17 November ini Hari Sindrom Smith Magenis Internasional. Ini adalah penyakit langka yang diidentifikasi pada awal 80-an oleh Ana Smith dan Ellen Magenis, sesuai dengan namanya. Sindrom ini terdiri dari sekumpulan gejala, karakteristik fisik dan perilaku dengan tingkat keparahan yang bervariasi, bersama dengan serangkaian kelainan bawaan.
Nya gejala, karakteristik, dan kemajuan penelitian yang sedang dilakukan dalam artikel ini, di mana kami juga ingin memperkenalkan Asosiasi Magenis-Sindrom Smith Spanyol kepada Anda, organisasi nirlaba amal.
Penyebab dan gejala sindrom Smith Magenis
Secara kasar dijelaskan, sindrom Smith Magenis, dengan singkatannya SMS, merupakan kelainan genetik yang disebabkan oleh penghapusan pada kromosom 17.. Ini adalah penyakit genetik, tetapi umumnya tidak diturunkan, karena diproduksi oleh perubahan genetik baru yang terjadi selama pembentukan sel telur atau sperma. Karena alasan ini, sebagian besar pasien yang terkena tidak memiliki riwayat keluarga.
Diperkirakan bahwa sindrom Smith Magenis muncul pada 1 dari 25000 kelahiran, meskipun sumber yang lebih baru menetapkan prevalensinya 1 setiap 15000 pengiriman. Risiko kekambuhan pada kehamilan baru pasangan mencapai lima puluh persen.

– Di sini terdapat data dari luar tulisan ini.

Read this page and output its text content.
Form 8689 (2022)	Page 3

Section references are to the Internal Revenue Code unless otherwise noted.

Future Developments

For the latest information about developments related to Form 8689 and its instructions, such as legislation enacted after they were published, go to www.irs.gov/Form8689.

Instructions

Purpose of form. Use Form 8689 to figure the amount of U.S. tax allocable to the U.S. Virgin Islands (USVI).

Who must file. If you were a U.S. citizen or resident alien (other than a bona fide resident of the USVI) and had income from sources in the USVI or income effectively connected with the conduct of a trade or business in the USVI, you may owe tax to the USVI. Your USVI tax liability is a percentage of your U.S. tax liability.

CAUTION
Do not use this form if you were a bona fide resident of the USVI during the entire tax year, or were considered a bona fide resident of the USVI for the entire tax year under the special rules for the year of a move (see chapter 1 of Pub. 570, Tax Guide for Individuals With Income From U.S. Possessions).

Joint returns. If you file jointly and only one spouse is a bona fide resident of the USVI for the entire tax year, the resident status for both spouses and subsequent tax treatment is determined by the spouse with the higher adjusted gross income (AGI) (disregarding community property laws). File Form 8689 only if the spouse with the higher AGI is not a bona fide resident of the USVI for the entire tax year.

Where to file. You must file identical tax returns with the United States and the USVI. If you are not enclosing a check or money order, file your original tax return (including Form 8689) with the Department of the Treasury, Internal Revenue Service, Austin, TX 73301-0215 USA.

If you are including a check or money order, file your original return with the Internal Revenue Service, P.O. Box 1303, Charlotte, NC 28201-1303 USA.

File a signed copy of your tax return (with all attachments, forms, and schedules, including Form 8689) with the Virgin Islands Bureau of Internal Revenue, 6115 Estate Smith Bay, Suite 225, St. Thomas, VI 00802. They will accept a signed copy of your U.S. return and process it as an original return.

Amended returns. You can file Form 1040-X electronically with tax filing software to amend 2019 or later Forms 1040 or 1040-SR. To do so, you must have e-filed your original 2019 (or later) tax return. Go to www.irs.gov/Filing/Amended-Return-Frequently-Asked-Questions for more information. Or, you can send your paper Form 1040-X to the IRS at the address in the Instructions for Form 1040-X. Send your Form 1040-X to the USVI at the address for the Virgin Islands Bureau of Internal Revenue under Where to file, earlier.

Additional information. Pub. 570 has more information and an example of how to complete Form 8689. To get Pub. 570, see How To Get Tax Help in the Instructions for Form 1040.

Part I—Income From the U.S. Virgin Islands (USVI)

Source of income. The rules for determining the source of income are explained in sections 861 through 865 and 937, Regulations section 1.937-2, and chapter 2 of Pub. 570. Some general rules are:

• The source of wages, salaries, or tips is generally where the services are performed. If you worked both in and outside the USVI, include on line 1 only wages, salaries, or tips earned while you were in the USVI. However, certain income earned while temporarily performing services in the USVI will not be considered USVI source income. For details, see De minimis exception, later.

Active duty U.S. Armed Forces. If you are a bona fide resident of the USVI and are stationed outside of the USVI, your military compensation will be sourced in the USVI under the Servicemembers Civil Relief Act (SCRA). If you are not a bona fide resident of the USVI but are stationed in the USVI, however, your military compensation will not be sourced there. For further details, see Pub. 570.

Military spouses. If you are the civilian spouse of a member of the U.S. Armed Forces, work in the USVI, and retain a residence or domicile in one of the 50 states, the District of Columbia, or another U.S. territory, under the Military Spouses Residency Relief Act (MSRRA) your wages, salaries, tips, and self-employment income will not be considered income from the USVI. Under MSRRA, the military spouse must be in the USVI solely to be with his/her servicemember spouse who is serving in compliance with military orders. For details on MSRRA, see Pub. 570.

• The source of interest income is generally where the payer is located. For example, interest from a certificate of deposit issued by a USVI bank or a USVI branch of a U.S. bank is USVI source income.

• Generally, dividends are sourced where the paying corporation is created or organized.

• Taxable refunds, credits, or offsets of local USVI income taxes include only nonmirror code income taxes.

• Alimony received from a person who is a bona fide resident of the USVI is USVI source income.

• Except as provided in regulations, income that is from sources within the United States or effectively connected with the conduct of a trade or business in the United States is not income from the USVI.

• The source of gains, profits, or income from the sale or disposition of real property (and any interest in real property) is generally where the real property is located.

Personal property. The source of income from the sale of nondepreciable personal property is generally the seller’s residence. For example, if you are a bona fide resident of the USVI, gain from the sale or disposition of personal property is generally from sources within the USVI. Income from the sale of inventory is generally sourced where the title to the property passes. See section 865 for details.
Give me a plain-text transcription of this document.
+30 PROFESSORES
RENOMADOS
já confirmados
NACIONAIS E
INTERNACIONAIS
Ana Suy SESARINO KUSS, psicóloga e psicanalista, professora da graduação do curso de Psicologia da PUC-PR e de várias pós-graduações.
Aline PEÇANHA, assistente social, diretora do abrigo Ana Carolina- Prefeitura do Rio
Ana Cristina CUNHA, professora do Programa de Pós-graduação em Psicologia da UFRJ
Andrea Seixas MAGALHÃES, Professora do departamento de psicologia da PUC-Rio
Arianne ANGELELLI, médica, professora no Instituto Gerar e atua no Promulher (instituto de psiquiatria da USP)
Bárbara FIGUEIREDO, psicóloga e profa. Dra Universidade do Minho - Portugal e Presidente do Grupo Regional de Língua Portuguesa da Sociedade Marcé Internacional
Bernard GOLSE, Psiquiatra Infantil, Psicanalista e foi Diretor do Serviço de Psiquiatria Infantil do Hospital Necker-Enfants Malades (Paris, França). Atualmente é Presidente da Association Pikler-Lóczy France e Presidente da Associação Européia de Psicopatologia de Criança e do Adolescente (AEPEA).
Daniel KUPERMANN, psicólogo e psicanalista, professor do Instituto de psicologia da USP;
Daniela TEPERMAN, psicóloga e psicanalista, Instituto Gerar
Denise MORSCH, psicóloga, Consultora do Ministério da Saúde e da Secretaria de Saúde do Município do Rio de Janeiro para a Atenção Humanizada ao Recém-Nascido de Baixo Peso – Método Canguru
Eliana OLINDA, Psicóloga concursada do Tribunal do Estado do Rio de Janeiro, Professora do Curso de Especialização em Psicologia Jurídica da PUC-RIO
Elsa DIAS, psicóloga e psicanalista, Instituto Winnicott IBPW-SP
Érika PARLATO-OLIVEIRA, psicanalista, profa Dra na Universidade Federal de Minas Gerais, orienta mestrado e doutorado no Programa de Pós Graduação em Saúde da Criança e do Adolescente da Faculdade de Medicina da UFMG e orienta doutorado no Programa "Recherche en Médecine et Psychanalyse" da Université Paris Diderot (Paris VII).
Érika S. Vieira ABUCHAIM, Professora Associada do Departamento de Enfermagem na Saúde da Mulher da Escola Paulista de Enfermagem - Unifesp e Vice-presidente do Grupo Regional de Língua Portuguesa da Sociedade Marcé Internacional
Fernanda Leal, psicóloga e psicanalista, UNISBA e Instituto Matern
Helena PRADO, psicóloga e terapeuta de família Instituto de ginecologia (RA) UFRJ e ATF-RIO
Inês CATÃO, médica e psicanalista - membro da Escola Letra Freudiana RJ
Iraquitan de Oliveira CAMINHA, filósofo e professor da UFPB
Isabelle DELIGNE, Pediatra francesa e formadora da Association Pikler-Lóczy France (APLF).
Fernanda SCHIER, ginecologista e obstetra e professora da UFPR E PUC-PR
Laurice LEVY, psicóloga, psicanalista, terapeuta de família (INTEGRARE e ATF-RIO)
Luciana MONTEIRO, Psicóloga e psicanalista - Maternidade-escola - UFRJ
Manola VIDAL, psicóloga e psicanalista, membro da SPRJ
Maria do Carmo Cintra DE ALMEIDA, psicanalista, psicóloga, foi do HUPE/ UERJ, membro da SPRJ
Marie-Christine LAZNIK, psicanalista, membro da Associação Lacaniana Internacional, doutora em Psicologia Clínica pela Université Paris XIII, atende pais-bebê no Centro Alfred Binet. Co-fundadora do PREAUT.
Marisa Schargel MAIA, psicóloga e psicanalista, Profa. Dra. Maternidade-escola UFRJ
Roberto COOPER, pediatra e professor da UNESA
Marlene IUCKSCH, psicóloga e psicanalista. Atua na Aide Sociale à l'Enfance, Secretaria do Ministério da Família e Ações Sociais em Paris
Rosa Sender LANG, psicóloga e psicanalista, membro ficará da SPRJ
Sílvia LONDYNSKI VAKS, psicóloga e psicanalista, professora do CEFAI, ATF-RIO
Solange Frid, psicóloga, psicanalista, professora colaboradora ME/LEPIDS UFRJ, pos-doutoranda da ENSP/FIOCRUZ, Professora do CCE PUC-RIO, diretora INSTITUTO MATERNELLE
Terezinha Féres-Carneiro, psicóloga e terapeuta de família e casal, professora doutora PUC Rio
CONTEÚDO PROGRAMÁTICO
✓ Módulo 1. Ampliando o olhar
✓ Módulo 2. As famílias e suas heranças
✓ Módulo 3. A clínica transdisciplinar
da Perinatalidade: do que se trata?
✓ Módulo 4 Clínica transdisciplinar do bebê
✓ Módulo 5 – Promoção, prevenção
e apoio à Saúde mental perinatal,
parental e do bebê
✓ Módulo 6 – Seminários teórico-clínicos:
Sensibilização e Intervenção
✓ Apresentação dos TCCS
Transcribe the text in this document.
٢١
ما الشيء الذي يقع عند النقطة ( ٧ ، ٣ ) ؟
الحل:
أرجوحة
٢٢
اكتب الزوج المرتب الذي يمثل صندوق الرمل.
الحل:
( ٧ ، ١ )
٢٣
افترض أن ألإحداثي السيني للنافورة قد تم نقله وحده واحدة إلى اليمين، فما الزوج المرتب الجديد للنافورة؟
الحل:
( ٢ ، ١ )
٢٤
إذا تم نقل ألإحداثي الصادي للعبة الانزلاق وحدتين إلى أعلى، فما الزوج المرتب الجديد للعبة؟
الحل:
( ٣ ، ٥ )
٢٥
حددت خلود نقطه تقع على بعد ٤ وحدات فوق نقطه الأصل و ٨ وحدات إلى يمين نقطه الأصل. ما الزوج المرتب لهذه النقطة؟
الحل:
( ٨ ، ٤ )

Gejala keterlambatan perkembangan intelektual dan bahasa, dengan gangguan pendengaran parsial. Anomali pada tengkorak dan wajah merupakan karakteristik dan terkadang terjadi pada jari tangan dan tulang belakang, dengan skoliosis, brachydactyly, dan polydactyly. Malformasi beberapa organ sering terjadi, terutama kelainan jantung, ginjal, dan sistem saraf pusat. Umumnya anak-anak dengan SMS mengalami gangguan perilaku dan gangguan ritme tidur, dengan tidur siang yang singkat dan sering terbangun di malam hari.
Pengobatan dan penelitian terbaru
Sayangnya, seperti pada penyakit lain tidak ada pengobatan kuratif untuk anak-anak dengan sindrom Smith Magenis. Diagnosis dini sangat penting, terutama untuk keluarga, karena memungkinkan mereka untuk belajar tentang penyakit dan mempersiapkan diri untuk tantangan di masa depan. Tindakan terapeutik didasarkan pada pengendalian gejala, tindakan fisioterapi, dan dukungan psikologis.
Seperti yang telah kami kumpulkan dari Smith Magenis Syndrome Spanish Association, produksi ilmiah tentang penyakit langka di Spanyol dan khususnya tentang sindrom ini masih langka atau nol. Beberapa kesulitan yang dihadapi peneliti adalah kurangnya identifikasi pasien, minimnya pengetahuan dan minat dokter dan psikosanitari terhadap penyakit dan penyebaran geografis. Pada tahun 2020, situasi tersebut disebabkan oleh Covid-19 Ia memiliki kemajuan yang lebih rumit dalam penyelidikan lain yang tidak terkait dengan pandemi.
Di Prancis dan negara tetangga lainnya, selain Amerika Serikat, ya investigasi sedang dilakukan, terutama terkait aspek tingkah laku dan tidur pada penderita SMS.
Asosiasi Sindrom Smith-Magenis Spanyol, ASME
ETujuan prioritas asosiasi adalah meningkatkan kualitas hidup orang dengan sindrom Smith Magenis. Asosiasi mempromosikan semua jenis inisiatif yang berkontribusi pada penyebaran dan penyelidikan sindroma tersebut. Saat ini, bus kota San Sebastián membawa tanda yang menyebutkan penyakit itu.
Melalui website a alat pemandu untuk keluarga, dokter, guru, dan profesional lainnya. Di dalamnya terdapat penjelasan yang luas dan mendetail tentang sindroma tersebut, tahapan-tahapan yang dilalui anak-anak, dari bayi hingga remaja. Ada juga proposal materi penelitian dan kegiatan yang bisa diunduh.